My family and I were watching a Thanksgiving-themed cooking show the other day and I remarked that I wondered when that day became my favorite holiday.
My son, 10, was taken aback that it wasn’t Christmas.
After some thought, he offered an explanation: “Was it because Santa stopped bringing you toys?”
I’m glad there’s a part of him that’s still a little boy.
Then I really did begin wondering when the transition began, because, up until recently, I actually did love the yuletide season the most. I mean, what’s not to love about Christmas? If you’ve been blessed and lucky, it’s got built-in warm fuzzies — childhood memories of anticipation and wonder; fantastical decor that stretches from your living room all the way to street lamps and atop bank buildings; and, of course, a veritable hit parade of a musical soundtrack.
It’s a magical time of year.
(A romantic trap, that. Try not to start a relationship near the holidays. The fireworks can be misleading. Not that I would know. At all.)
I think the change began once my brother moved from D.C. to Florida. Then one of my sisters got married, followed by my brother and then, finally, me. Once everyone began starting families and work responsibilities really began kicking in, it got harder and harder to align time off to get together. What used to be the matter of a few hours’ driving on Christmas Eve became a logistical tangle.
My brother and his wife both worked in retail, so the holiday season was especially packed. (This was around 2000, just as Amazon was becoming a behemoth.) So, rather than have him and his family head to West Virginia for Christmas, all the Mountain State Marambas would truck down to West Palm Beach for Thanksgiving.
When the big week arrived, my baby sister would head off in the minivan with her brood and my other sister, acting as nanny, riding shotgun. I’d travel south from Charleston a day or two later and transfer to my parents’ big SUV in beautiful Beckley en route to an all-night drive down I-95.
As with many things in life, it was as much the journey as the destination that made the road trips worth it. I’d get to catch up with my folks. Later, after I got married, they got to know my wife better. The arrival of our kids was a great opportunity for grandparents time, as they’d all watch the children’s videos and enjoy fast-food breaks along the way.
Thanksgiving Day itself was more of the same, but with cousins, football and plenty of kitchen activity. In all, there’d be 17 of us around the table. Well-fed, healthy, together — there was a lot to be thankful for. Of course, no sooner would we arrive than we’d have to pack our things and head back north.
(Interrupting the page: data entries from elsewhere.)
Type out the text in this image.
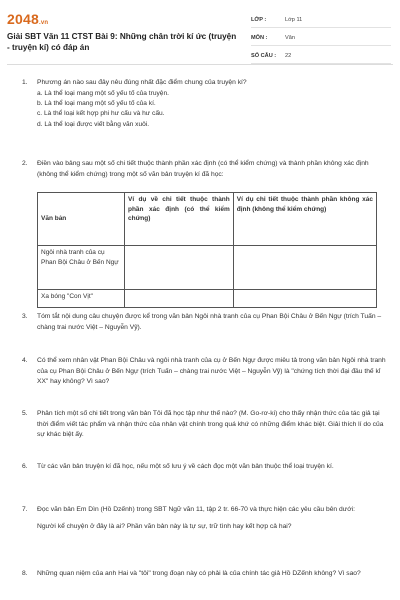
2048.vn
Giải SBT Văn 11 CTST Bài 9: Những chân trời kí ức (truyện - truyện kí) có đáp án
LỚP :	Lớp 11
MÔN :	Văn
SỐ CÂU :	22
1.	Phương án nào sau đây nêu đúng nhất đặc điểm chung của truyện kí?
a. Là thể loại mang một số yếu tố của truyện.
b. Là thể loại mang một số yếu tố của kí.
c. Là thể loại kết hợp phi hư cấu và hư cấu.
d. Là thể loại được viết bằng văn xuôi.
2.	Điền vào bảng sau một số chi tiết thuộc thành phần xác định (có thể kiểm chứng) và thành phần không xác định (không thể kiểm chứng) trong một số văn bản truyện kí đã học:
Văn bản	Ví dụ về chi tiết thuộc thành phần xác định (có thể kiểm chứng)	Ví dụ chi tiết thuộc thành phần không xác định (không thể kiểm chứng)
Ngôi nhà tranh của cụ Phan Bội Châu ở Bến Ngự		
Xa bóng "Con Vịt"		
3.	Tóm tắt nội dung câu chuyện được kể trong văn bản Ngôi nhà tranh của cụ Phan Bội Châu ở Bến Ngự (trích Tuấn – chàng trai nước Việt – Nguyễn Vỹ).
4.	Có thể xem nhân vật Phan Bội Châu và ngôi nhà tranh của cụ ở Bến Ngự được miêu tả trong văn bản Ngôi nhà tranh của cụ Phan Bội Châu ở Bến Ngự (trích Tuấn – chàng trai nước Việt – Nguyễn Vỹ) là "chứng tích thời đại đầu thế kỉ XX" hay không? Vì sao?
5.	Phân tích một số chi tiết trong văn bản Tôi đã học tập như thế nào? (M. Go-rơ-ki) cho thấy nhận thức của tác giả tại thời điểm viết tác phẩm và nhận thức của nhân vật chính trong quá khứ có những điểm khác biệt. Giải thích lí do của sự khác biệt ấy.
6.	Từ các văn bản truyện kí đã học, nếu một số lưu ý về cách đọc một văn bản thuộc thể loại truyện kí.
7.	Đọc văn bản Em Dìn (Hồ Dzếnh) trong SBT Ngữ văn 11, tập 2 tr. 66-70 và thực hiện các yêu cầu bên dưới:
Người kể chuyện ở đây là ai? Phần văn bản này là tự sự, trữ tình hay kết hợp cả hai?
8.	Những quan niệm của anh Hai và "tôi" trong đoạn này có phải là của chính tác giả Hồ DZếnh không? Vì sao?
Come Black Friday, we’d fortify ourselves with tasty leftovers, take group pictures, hugs, hugs and hugs, and then hit the road.
It’s a grueling couple of days. As much I pride myself on being part of a family of road warriors, I began to find any excursion taking more out of me. Entering late middle age, I’m finding the recovery time taking a little bit longer.
But I still looked forward to the day. The opportunity to spend a few precious hours with loved ones, sharing stories with the children, enjoying meals prepared with love and care — that’s what I came to anticipate. That’s the way that my childhood self would look forward to Christmas. I now can’t wait for the gift of time together.
I suppose I could be bitter that the coronavirus has robbed us of the holiday road trip — no Big Macs, no Turkey Trot, no sleepy smiles at the rest stops — and I’d be lying if I said just about everything surrounding this pandemic doesn’t make me angry.
But we’re all still here. In Charleston. In Beckley. In West Palm Beach. If we can ride this one out, with our smaller, homebound gatherings around our separate tables, we — and those we might not even know — could be able to get together again next year. It’s worth waiting for.